Bisnis.com, JAKARTA – Jumlah pekerja di Amerika Serikat yang keluar dari pekerjaan mereka karena keinginan sendiri meningkat pada Mei. Hal itu memperlihatkan sinyal keyakinan bahwa pasar pekerja di Negeri Paman Sam akan mengetat dan dapat mendorong pertumbuhan upah.
Menurut data Job Openings and Labour Turnover Survey (JOLTS) bulanan yang dikeluarkan oleh Departemen Ketenagakerjaan AS, jumlah pekerja yang meninggalkan pekerjaan mereka naik menjadi 3,3 juta dari 212.000 pada bulan sebelumnya.
Adapun kenaikan itu juga menaikkan rasio berhenti bekerja (quits rate) sebesar 0,1% menjadi 2,4%, atau terbesar sejak April 2001. Meningkatnya quits rate, yang dipandang pembuat kebijakan dan ekonom sebagai pengukuran keyakinan pasar pekerja, mendukung perkiraan bahwa kenaikan upah akan melaju pada tahun ini di AS.
“Para pekerja dapat berharap untuk mendapatkan kenaikan upah ketika mereka berpindah kerja,” kata Sophia Koropeckyj, Ekonom Senior di Moody’s Investor Analytics di West Chester, Pennsylvania, seperti dikutip Reuters, Rabu (11/7/2018).

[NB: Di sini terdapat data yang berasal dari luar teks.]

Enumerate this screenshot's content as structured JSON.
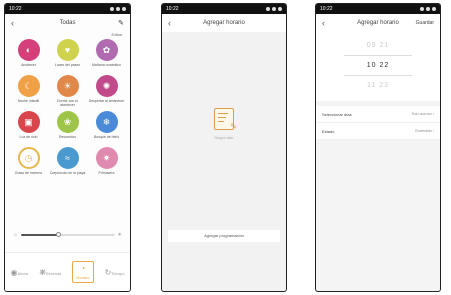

Dia menjelaskan, pekerja yang bergerak mencari pekerjaan lain dan meninggalkan pekerjaan lamanya sama juga dengan membuka kesempatan kerja bagi orang lain untuk menempati pekerjaan lamanya tersebut.
Adapun inflasi upah bergerak moderat kendati terjadi pengetatan di dalam pasar pekerja. Pertumbuhan upah secara tahunan yang dihitung melalui pendapata rata-rata per jam sangat kesulitan untuk menembus level 3%, atau hanya naik menjadi 2,7% pada Juni.
Baca Juga
Namun, kekuatan pasar pekerja dan kenaikan inflasi yang stabil tetap bakal mendukung Bank Sentral AS (Federal Reserve) untuk menaikkan suku bunga lagi pada Agustus 2018.
Sebelumnya, The Fed telah menaikkan suku bunga pinjaman pada Juni untuk kedua kalinya pada tahun ini dan memperkirakan kenaikan sebanyak dua kali lagi hingga akhir tahun.
Adapun pekerja yang meninggalkan pekerjaannya pada Mei kebanyakan dari sektor kesehatan, asisten sosial, keuangan dan asuransi, utilitas, transportasi, dan industri pergudangan.
Laporan JOLTS tersebut juga menunjukkan terdapat 6,6 juta lowongan pekerjaan hingga akhir Mei, turun dari rekor 6,8 juta lowongan yang dilaporkan pada April.
Namun, terbukanya lowongan pekerjaan itu tetap bergerak positif dan pekerja terampil (skilled worker) semakin berkurang. Hal itu menunjukkan bahwa pasar pekerja di AS semakin mendekati tingkat penggunaan tenaga kerja penuh.
Selain itu, penurunan ketersediaan lapangan kerja juga disebabkan oleh penerimaan tenaga kerja meningkat sebanyak 173.000 menjadi 5,8 juta pada Mei.
Kenaikan tingkat penerimaan tenaga kerja itu juga meningkatkan rasio penerimaan tenaga kerja (hires rate) sebesar 0,1% menjadi 3,9%, atau tertinggi sejak Maret 2007. Hal itu juga menunjukkan bahwa ada pekerjaan untuk setiap pencari pekerjaan pada Mei.
“Berkurangnya ketersediaan lapangan kerja tampaknya terkait dengan menguatnya penerimaan kerja, namun juga mencerminkan bahwa pebisnis merendahkan standar penerimaannya,” kata John Ryding, Ekonom Senior di RDQ Economics di New York.
Adapun survei NFIB yang dirilis Selasa (10/7/2018) menunjukkan, bisnis kecil mengeluhkan penurunan kualitas pekerja sebagai menjadi masalah utama yang mempengaruhi operasional mereka pada Juni.
Departemen Ketenagakerjaan AS juga mengungkapkan mereka telah mengidentifikasi adanya kesalahan pada data JOLS untuk pemerintahan federal dari Januari 2011 hingga April 2018. Mereka menyatakan, data-data tesebut telah ditarik dari database dan akan segera diterbitkan kembali.